12. These findings cannot be regarded as contrary to the weight of the record, at the interlocutory stage. At the present stage, since the appeal is pending before NCLAT, we are desisting from entering a finding on the merits of the rival submissions which have been urged on behalf of the contesting parties. Any expression of opinion of this Court on the merits would affect the proceedings which are pending before the NCLAT. It would suffice to note that the findings which have been arrived at by the CCI cannot be held at the interlocutory stage to be either without jurisdiction or suffering from a manifest error which would have necessitated interference in appeal.
13. For the above reasons, while we are not inclined to interfere with the impugned order of the NCLAT, we would request the NCLAT to dispose of the appeal by 31 March 2023.
14. Parties shall move the NCLAT with a certified copy of this order within three working days.
15. We request the President of NCLAT to pass appropriate administrative directions indicating a time schedule for the early disposal of the appeal.
16. For the above reasons, we affirm the order of the NCLAT declining to grant interim relief though for the reasons which have been indicated above. The appeal shall stand disposed of in the above terms.
17. Since the appellants have been pursuing their interlocutory remedies before the NCLAT and later before this Court, time for compliance of the order passed by the CCI is extended by a further period of a week from today. It is clarified that all actions taken in the meantime shall abide by the result of the appeal.
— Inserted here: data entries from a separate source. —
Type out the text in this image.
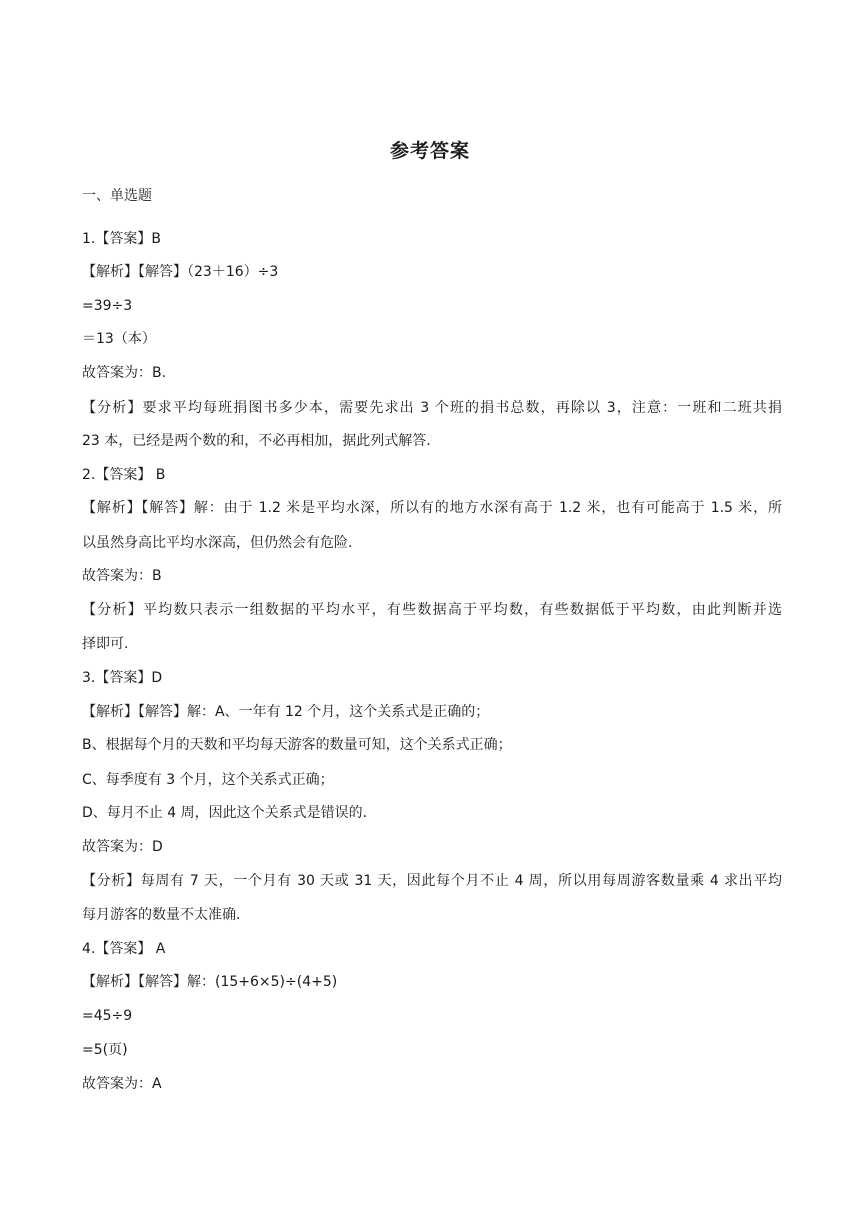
参考答案
一、单选题
1.【答案】B
【解析】【解答】（23＋16）÷3
=39÷3
＝13（本）
故答案为：B.
【分析】要求平均每班捐图书多少本，需要先求出 3 个班的捐书总数，再除以 3，注意：一班和二班共捐
23 本，已经是两个数的和，不必再相加，据此列式解答.
2.【答案】 B
【解析】【解答】解：由于 1.2 米是平均水深，所以有的地方水深有高于 1.2 米，也有可能高于 1.5 米，所
以虽然身高比平均水深高，但仍然会有危险.
故答案为：B
【分析】平均数只表示一组数据的平均水平，有些数据高于平均数，有些数据低于平均数，由此判断并选
择即可.
3.【答案】D
【解析】【解答】解：A、一年有 12 个月，这个关系式是正确的；
B、根据每个月的天数和平均每天游客的数量可知，这个关系式正确；
C、每季度有 3 个月，这个关系式正确；
D、每月不止 4 周，因此这个关系式是错误的.
故答案为：D
【分析】每周有 7 天，一个月有 30 天或 31 天，因此每个月不止 4 周，所以用每周游客数量乘 4 求出平均
每月游客的数量不太准确.
4.【答案】 A
【解析】【解答】解：(15+6×5)÷(4+5)
=45÷9
=5(页)
故答案为：A
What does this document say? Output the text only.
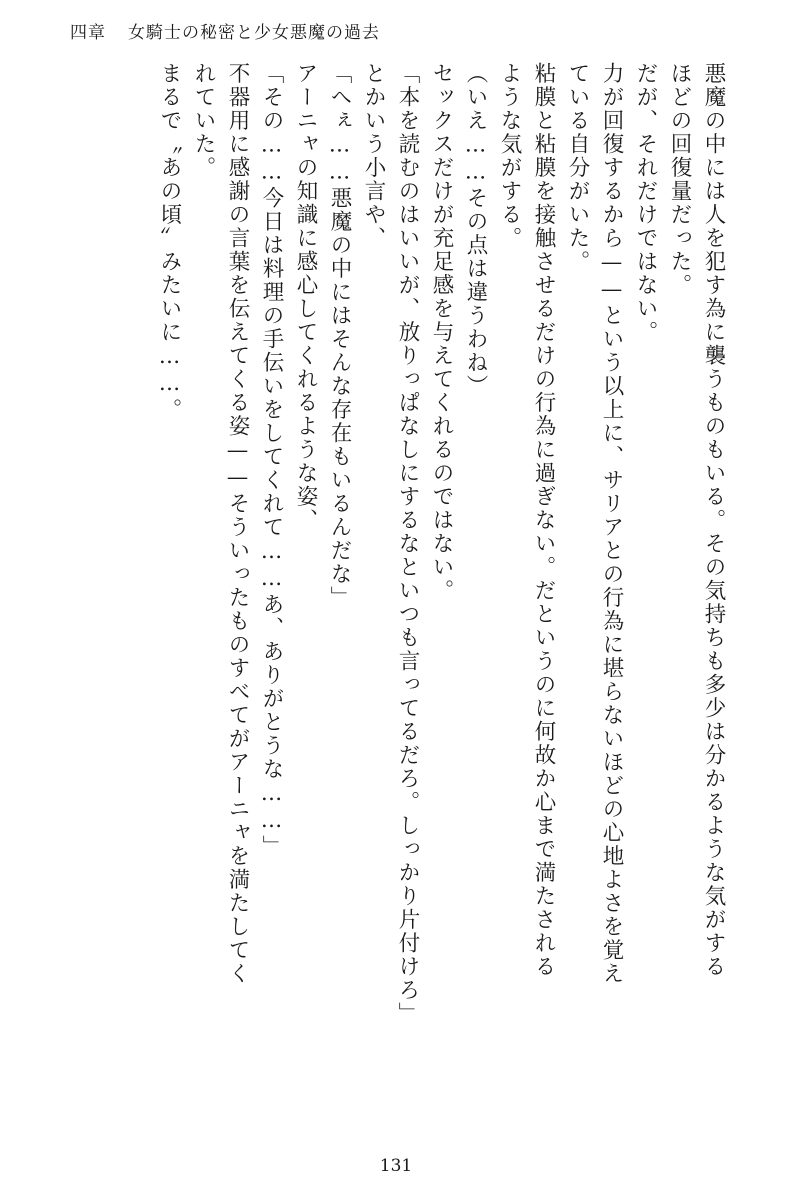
四章 女騎士の秘密と少女悪魔の過去

悪魔の中には人を犯す為に襲うものもいる。その気持ちも多少は分かるような気がする

ほどの回復量だった。

だが、それだけではない。

力が回復するから——という以上に、サリアとの行為に堪らないほどの心地よさを覚え

ている自分がいた。

粘膜と粘膜を接触させるだけの行為に過ぎない。だというのに何故か心まで満たされる

ような気がする。

（いえ……その点は違うわね）

セックスだけが充足感を与えてくれるのではない。

「本を読むのはいいが、放りっぱなしにするなといつも言ってるだろ。しっかり片付けろ」

とかいう小言や、

「へぇ……悪魔の中にはそんな存在もいるんだな」

アーニャの知識に感心してくれるような姿、

「その……今日は料理の手伝いをしてくれて……あ、ありがとうな……」

不器用に感謝の言葉を伝えてくる姿——そういったものすべてがアーニャを満たしてく

れていた。

まるで〝あの頃〟みたいに……。

131
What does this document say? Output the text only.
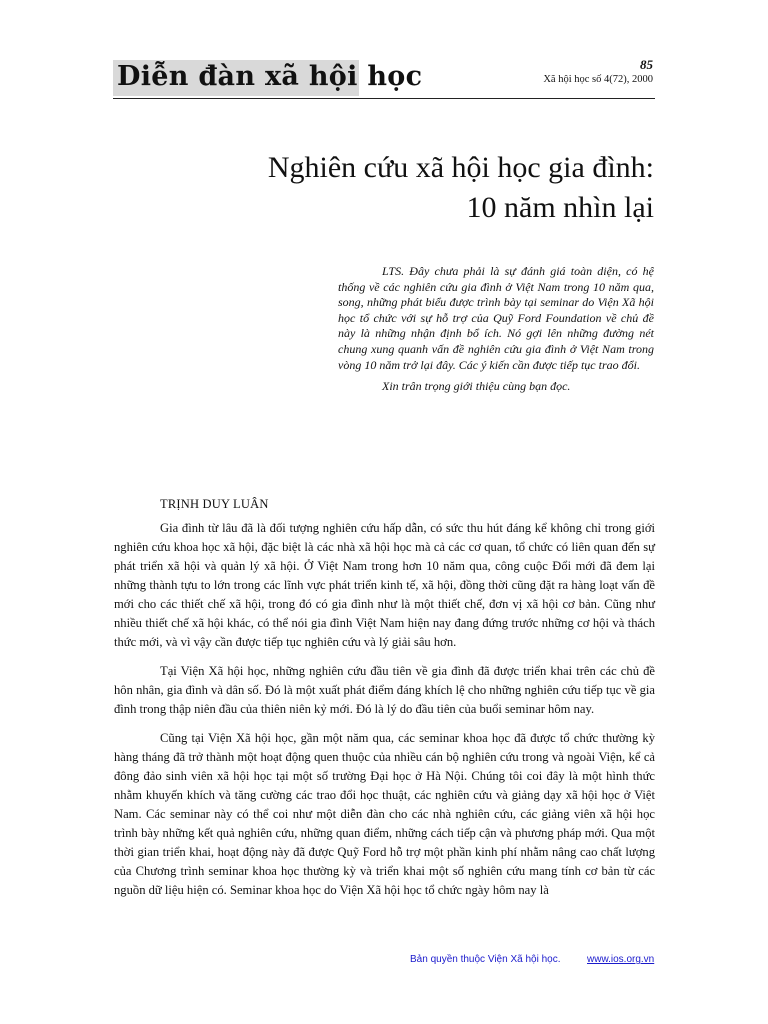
Diễn đàn xã hội học	85
Xã hội học số 4(72), 2000
Nghiên cứu xã hội học gia đình:
10 năm nhìn lại

LTS. Đây chưa phải là sự đánh giá toàn diện, có hệ thống về các nghiên cứu gia đình ở Việt Nam trong 10 năm qua, song, những phát biểu được trình bày tại seminar do Viện Xã hội học tổ chức với sự hỗ trợ của Quỹ Ford Foundation về chủ đề này là những nhận định bổ ích. Nó gợi lên những đường nét chung xung quanh vấn đề nghiên cứu gia đình ở Việt Nam trong vòng 10 năm trở lại đây. Các ý kiến cần được tiếp tục trao đổi.

Xin trân trọng giới thiệu cùng bạn đọc.

TRỊNH DUY LUÂN

Gia đình từ lâu đã là đối tượng nghiên cứu hấp dẫn, có sức thu hút đáng kể không chỉ trong giới nghiên cứu khoa học xã hội, đặc biệt là các nhà xã hội học mà cả các cơ quan, tổ chức có liên quan đến sự phát triển xã hội và quản lý xã hội. Ở Việt Nam trong hơn 10 năm qua, công cuộc Đổi mới đã đem lại những thành tựu to lớn trong các lĩnh vực phát triển kinh tế, xã hội, đồng thời cũng đặt ra hàng loạt vấn đề mới cho các thiết chế xã hội, trong đó có gia đình như là một thiết chế, đơn vị xã hội cơ bản. Cũng như nhiều thiết chế xã hội khác, có thể nói gia đình Việt Nam hiện nay đang đứng trước những cơ hội và thách thức mới, và vì vậy cần được tiếp tục nghiên cứu và lý giải sâu hơn.

Tại Viện Xã hội học, những nghiên cứu đầu tiên về gia đình đã được triển khai trên các chủ đề hôn nhân, gia đình và dân số. Đó là một xuất phát điểm đáng khích lệ cho những nghiên cứu tiếp tục về gia đình trong thập niên đầu của thiên niên kỷ mới. Đó là lý do đầu tiên của buổi seminar hôm nay.

Cũng tại Viện Xã hội học, gần một năm qua, các seminar khoa học đã được tổ chức thường kỳ hàng tháng đã trở thành một hoạt động quen thuộc của nhiều cán bộ nghiên cứu trong và ngoài Viện, kể cả đông đảo sinh viên xã hội học tại một số trường Đại học ở Hà Nội. Chúng tôi coi đây là một hình thức nhằm khuyến khích và tăng cường các trao đổi học thuật, các nghiên cứu và giảng dạy xã hội học ở Việt Nam. Các seminar này có thể coi như một diễn đàn cho các nhà nghiên cứu, các giảng viên xã hội học trình bày những kết quả nghiên cứu, những quan điểm, những cách tiếp cận và phương pháp mới. Qua một thời gian triển khai, hoạt động này đã được Quỹ Ford hỗ trợ một phần kinh phí nhằm nâng cao chất lượng của Chương trình seminar khoa học thường kỳ và triển khai một số nghiên cứu mang tính cơ bản từ các nguồn dữ liệu hiện có. Seminar khoa học do Viện Xã hội học tổ chức ngày hôm nay là

Bản quyền thuộc Viện Xã hội học.	www.ios.org.vn
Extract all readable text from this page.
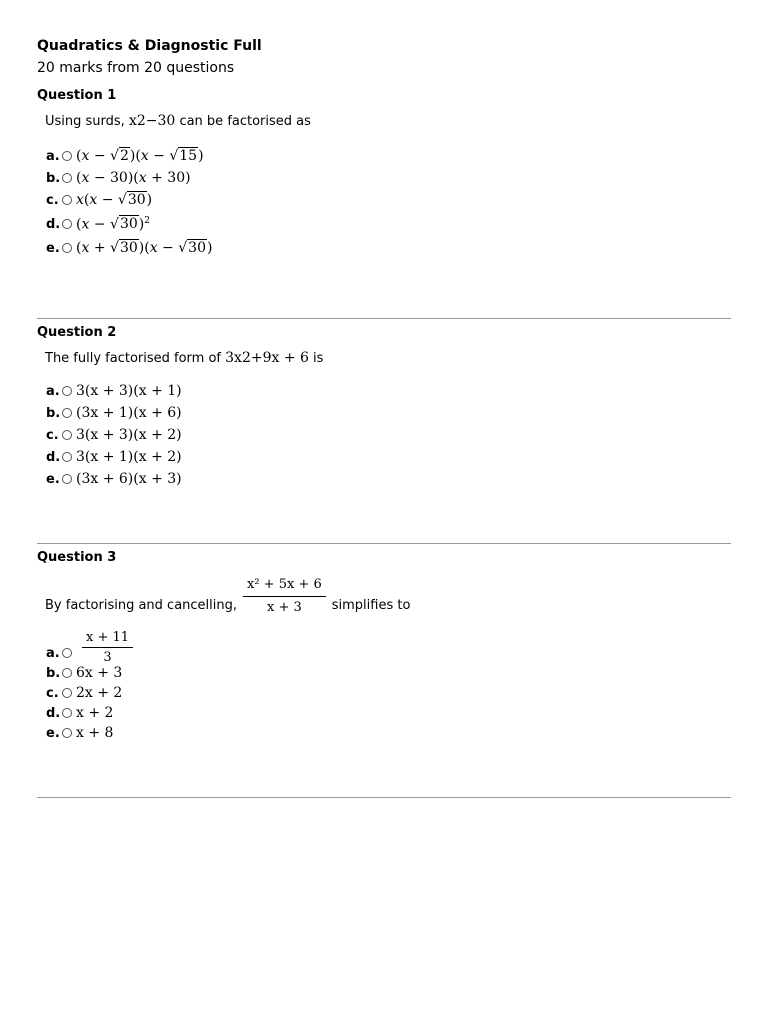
Quadratics & Diagnostic Full
20 marks from 20 questions
Question 1
Using surds, x2−30 can be factorised as
a. (x − √2)(x − √15)
b. (x − 30)(x + 30)
c. x(x − √30)
d. $(x - √30)^2$
e. (x + √30)(x − √30)
Question 2
The fully factorised form of 3x2+9x + 6 is
a. 3(x + 3)(x + 1)
b. (3x + 1)(x + 6)
c. 3(x + 3)(x + 2)
d. 3(x + 1)(x + 2)
e. (3x + 6)(x + 3)
Question 3
By factorising and cancelling, $\frac{\text{x² + 5x + 6}}{x + 3}$ simplifies to
a. $\frac{x + 11}{3}$
b. 6x + 3
c. 2x + 2
d. x + 2
e. x + 8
18. Pending applications, if any, stand disposed of.
1. The appeal shall stand disposed of in terms of the signed order.
2. Parties shall move the NCLAT with a certified copy of this order within three working days.
3. We request the President of NCLAT to pass appropriate administrative directions indicating a time schedule for the early disposal of the appeal.
4. For the above reasons, we affirm the order of the NCLAT declining to grant interim relief though for the reasons which have been indicated above. The appeal shall stand disposed of in the above terms.
5. Since the appellants have been pursuing their interlocutory remedies before the NCLAT and later before this Court, time for compliance of the order passed by the CCI is extended by a further period of a week from today. It is clarified that all actions taken in the meantime shall abide by the result of the appeal.
6. Pending applications, if any, stand disposed of.